Les successeurs de ce pieux monarque eurent un palais, et des jardins cultivés avec un certain art. On sait quelle sinistre leçon de politique Tarquin le Superbe donna un jour à son fils Sextus, qui lui faisait demander des instructions sur la conduite à tenir à l’égard des Gabiens insoumis. Le tyran emmena le messager dans son jardin, et là, se promenant sans proférer une parole, il se mit à abattre, comme par distraction, avec une baguette qu’il tenait à la main, les plus hautes têtes des pavots. Le messager, n’obtenant point de réponse à ses questions, finit par prendre congé; il revint à Gabies, et raconta à Sextus sa bizarre entrevue avec Tarquin. Sextus comprit. Il fit périr les principaux citoyens de Gabies, et la ville, frappée de terreur et privée de ses chefs, ne tarda pas à se soumettre. Ce fait prouve qu’au temps des rois le pavot occupait une place importante dans l’horticulture romaine. Quelques commentateurs ont voulu en conclure que l’opium et ses propriétés médicamenteuses ou toxiques étaient alors connus en Italie; mais cette opinion est au moins hasardée. Quoi qu’il en soit, le jardin de Tarquin n’offrait probablement pas une très-grande variété de fleurs. Il en fut autrement de ceux que possédèrent plus tard les grands personnages de la république, lorsque, pour me servir des expressions de Jean-Jacques, les maîtres des nations se furent rendus les esclaves des hommes frivoles qu’ils avaient vaincus; lorsque le luxe eut pris possession de la ville aux sept collines; lorsqu’aux citoyens austères qui revenaient labourer leur champ et bêcher leur potager après avoir sauvé la patrie, succédèrent des patriciens orgueilleux, des parvenus insolents et jusqu’à des affranchis, pour qui la conquête du monde n’était qu’un moyen de multiplier leurs jouissances et d’alimenter leurs prodigalités.
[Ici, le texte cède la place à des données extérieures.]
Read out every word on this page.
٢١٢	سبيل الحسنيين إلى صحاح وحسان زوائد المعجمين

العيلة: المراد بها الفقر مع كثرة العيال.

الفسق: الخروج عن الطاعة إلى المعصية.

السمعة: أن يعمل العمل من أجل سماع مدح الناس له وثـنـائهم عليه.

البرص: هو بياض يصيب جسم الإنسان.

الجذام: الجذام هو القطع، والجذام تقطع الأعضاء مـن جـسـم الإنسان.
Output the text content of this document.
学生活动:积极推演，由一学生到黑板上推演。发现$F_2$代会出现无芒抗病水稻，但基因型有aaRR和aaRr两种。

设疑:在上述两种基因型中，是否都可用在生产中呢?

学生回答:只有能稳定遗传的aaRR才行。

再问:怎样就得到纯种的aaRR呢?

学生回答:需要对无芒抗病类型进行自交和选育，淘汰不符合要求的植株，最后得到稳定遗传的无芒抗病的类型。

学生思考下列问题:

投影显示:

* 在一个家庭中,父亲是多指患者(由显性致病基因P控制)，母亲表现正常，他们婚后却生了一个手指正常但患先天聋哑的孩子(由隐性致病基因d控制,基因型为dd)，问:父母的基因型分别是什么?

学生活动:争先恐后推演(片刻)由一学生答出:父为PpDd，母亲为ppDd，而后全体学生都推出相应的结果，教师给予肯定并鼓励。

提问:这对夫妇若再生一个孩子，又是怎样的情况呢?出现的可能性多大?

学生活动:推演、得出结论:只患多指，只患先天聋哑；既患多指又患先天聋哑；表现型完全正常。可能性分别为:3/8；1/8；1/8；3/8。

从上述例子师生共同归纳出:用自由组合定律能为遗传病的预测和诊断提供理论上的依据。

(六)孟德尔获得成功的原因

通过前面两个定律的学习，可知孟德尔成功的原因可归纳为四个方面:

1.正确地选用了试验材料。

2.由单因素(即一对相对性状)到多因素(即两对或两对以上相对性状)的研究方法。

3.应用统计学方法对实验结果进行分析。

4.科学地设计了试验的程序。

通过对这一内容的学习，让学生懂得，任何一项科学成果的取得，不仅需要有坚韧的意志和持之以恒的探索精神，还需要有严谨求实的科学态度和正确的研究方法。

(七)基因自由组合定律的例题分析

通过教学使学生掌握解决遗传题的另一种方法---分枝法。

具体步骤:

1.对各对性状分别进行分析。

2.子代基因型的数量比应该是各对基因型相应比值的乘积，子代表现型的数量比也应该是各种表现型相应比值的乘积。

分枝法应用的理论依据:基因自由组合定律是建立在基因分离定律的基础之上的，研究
TAUQUIN LE SUPERBE ET L’ENVOYE DE SEXTUS.
NUMA DANS LA GROTTE
Varron, Columelle, les deux Pline ont laissé de minutieux détails sur la composition des jardins attenants aux somptueuses villas des riches citoyens de Rome, aux derniers temps de la république et sous les premiers Césars. Il est à remarquer que le style et l’ornementation qui les distinguaient se sont conservés à peu près intacts en Italie à travers les vicissitudes sans nombre de cette contrée; de sorte qu’on en retrouve encore les traits caractéristiques dans les jardins les plus célèbres de la Péninsule. Avec des matériaux aussi nombreux et aussi authentiques, nous pouvons retourner de vingt siècles en arrière, restituer au complet un jardin romain, le parcourir en tous sens, en suivre le dessin, en visiter les diverses parties et reconnaître la plupart des plantes qu’on y cultivait.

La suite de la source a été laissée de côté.